“Contrary to popular belief, the majority of teachers are not considering leaving the profession,” he said, adding, however, that the number of teachers leaving for reasons other than retirement has increased by about two per cent.
“Many policies focus on recruitment, but at a time when training targets are being missed retaining teachers becomes all the more important, he said.
The NFER’s analysis shows secondary school teachers are significantly more likely to consider leaving, while senior leaders and maths teachers are less likely to leave.
Workload is at the centre of why teachers are considering leaving, while policy changes and inspection targets, which impact on mental health, are also among the reasons cited.
"Being valued and trusted by school management, having adequate resources and having job satisfaction, and an effective governing board all affect a teacher’s willingness to stay in teaching", said Jude.
Addressing the causes of low engagement among classroom teachers is critical to tackling retention.
Headteachers and senior leaders should monitor intentions and engagement among their staff.

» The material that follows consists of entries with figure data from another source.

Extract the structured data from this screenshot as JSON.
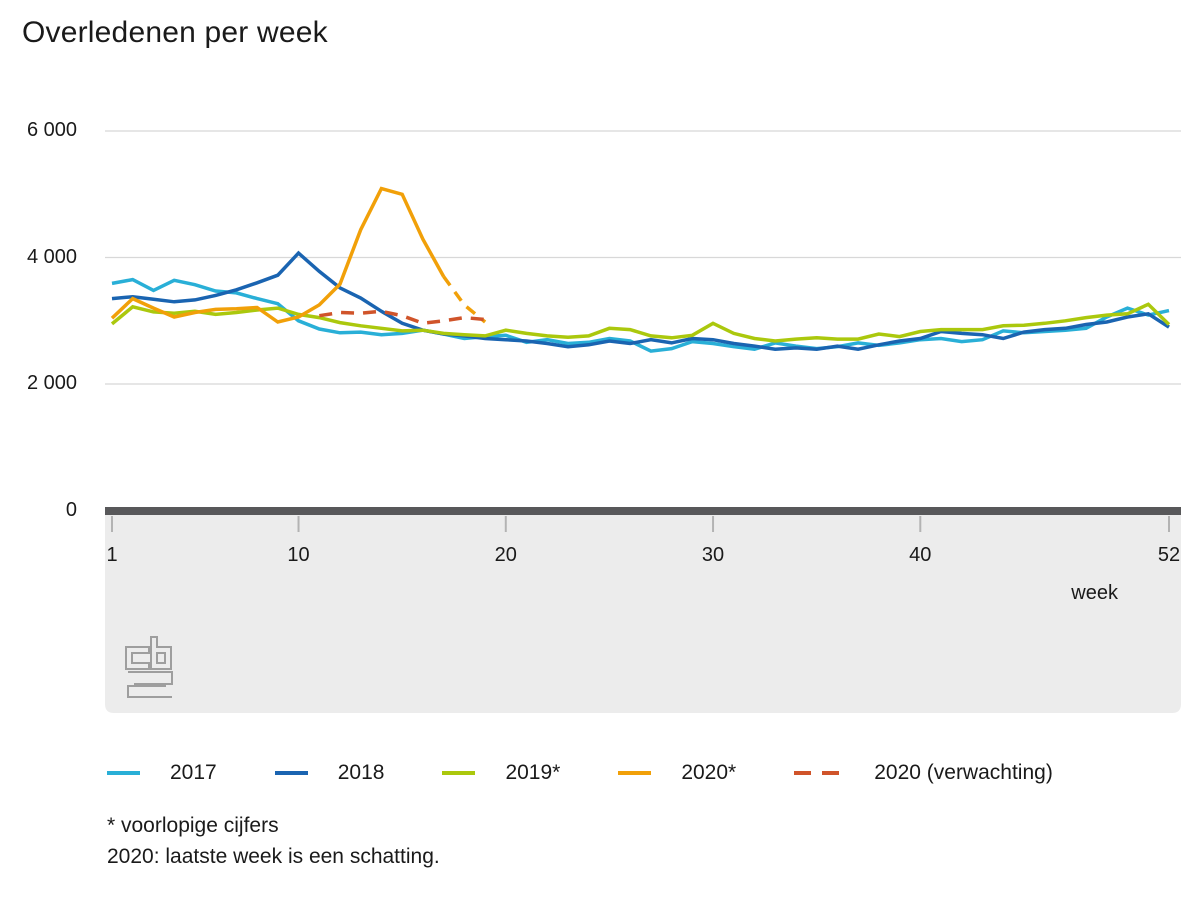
{
  "title": "Overledenen per week",
  "footnotes": [
    "* voorlopige cijfers",
    "2020: laatste week is een schatting."
  ],
  "logo_name": "cbs-logo",
  "chart_data": {
    "type": "line",
    "title": "Overledenen per week",
    "xlabel": "week",
    "ylabel": "",
    "x_range": [
      1,
      52
    ],
    "ylim": [
      0,
      6000
    ],
    "grid": "horizontal",
    "legend_position": "bottom",
    "y_ticks": [
      {
        "value": 6000,
        "label": "6 000"
      },
      {
        "value": 4000,
        "label": "4 000"
      },
      {
        "value": 2000,
        "label": "2 000"
      },
      {
        "value": 0,
        "label": "0"
      }
    ],
    "x_ticks": [
      {
        "value": 1,
        "label": "1"
      },
      {
        "value": 10,
        "label": "10"
      },
      {
        "value": 20,
        "label": "20"
      },
      {
        "value": 30,
        "label": "30"
      },
      {
        "value": 40,
        "label": "40"
      },
      {
        "value": 52,
        "label": "52"
      }
    ],
    "colors": {
      "gridline": "#d8d8d8",
      "axis_bar": "#58585a",
      "panel": "#ececec",
      "tick": "#b3b3b3",
      "logo": "#9e9e9e",
      "text": "#1a1a1a"
    },
    "series": [
      {
        "name": "2017",
        "color": "#29afd7",
        "style": "solid",
        "start_week": 1,
        "values": [
          3590,
          3650,
          3480,
          3640,
          3570,
          3470,
          3440,
          3350,
          3270,
          3000,
          2870,
          2810,
          2820,
          2780,
          2800,
          2850,
          2790,
          2720,
          2750,
          2770,
          2660,
          2700,
          2640,
          2660,
          2720,
          2680,
          2520,
          2560,
          2670,
          2640,
          2590,
          2550,
          2650,
          2600,
          2560,
          2590,
          2650,
          2610,
          2650,
          2700,
          2720,
          2670,
          2700,
          2840,
          2810,
          2830,
          2850,
          2880,
          3060,
          3200,
          3090,
          3160
        ]
      },
      {
        "name": "2018",
        "color": "#1a64b1",
        "style": "solid",
        "start_week": 1,
        "values": [
          3350,
          3380,
          3340,
          3300,
          3330,
          3400,
          3490,
          3600,
          3720,
          4070,
          3780,
          3520,
          3360,
          3150,
          2960,
          2850,
          2790,
          2760,
          2720,
          2700,
          2680,
          2640,
          2590,
          2620,
          2680,
          2640,
          2700,
          2650,
          2720,
          2700,
          2640,
          2600,
          2550,
          2570,
          2550,
          2600,
          2550,
          2620,
          2680,
          2720,
          2830,
          2800,
          2780,
          2720,
          2820,
          2860,
          2880,
          2940,
          2980,
          3060,
          3110,
          2900
        ]
      },
      {
        "name": "2019*",
        "color": "#abc80d",
        "style": "solid",
        "start_week": 1,
        "values": [
          2950,
          3220,
          3140,
          3120,
          3150,
          3100,
          3130,
          3170,
          3200,
          3100,
          3050,
          2970,
          2920,
          2880,
          2840,
          2850,
          2800,
          2780,
          2760,
          2850,
          2800,
          2760,
          2740,
          2760,
          2880,
          2860,
          2760,
          2730,
          2770,
          2960,
          2800,
          2720,
          2680,
          2710,
          2730,
          2710,
          2710,
          2790,
          2750,
          2830,
          2860,
          2860,
          2860,
          2920,
          2930,
          2960,
          3000,
          3050,
          3090,
          3110,
          3260,
          2940
        ]
      },
      {
        "name": "2020*",
        "color": "#f1a009",
        "style": "solid",
        "start_week": 1,
        "dash_from_week": 17,
        "values": [
          3040,
          3350,
          3200,
          3060,
          3130,
          3180,
          3190,
          3210,
          2980,
          3060,
          3250,
          3580,
          4440,
          5090,
          5000,
          4290,
          3700,
          3250,
          2980
        ]
      },
      {
        "name": "2020 (verwachting)",
        "color": "#d0542a",
        "style": "dashed",
        "start_week": 11,
        "values": [
          3080,
          3130,
          3120,
          3150,
          3080,
          2960,
          3000,
          3050,
          3020
        ]
      }
    ]
  }
}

“With workload, there has been a lot of mythbusting of what is and isn’t required from the centre but that hasn’t got through to classroom teachers and that is causing dissatisfaction,” he said. “There’s a real role for senior leaders to take the information coming out from the centre and disseminate it to their staff.”
Among the findings presented by Jude were that part-time secondary teachers have a higher leaving rate than part-time primary teachers and full-time teachers. He said this suggested primary schools are better able to accommodate part-time teachers than in secondaries.
“To address the issue of retention, more needs to be done to cope with flexible working in secondary schools,” he said.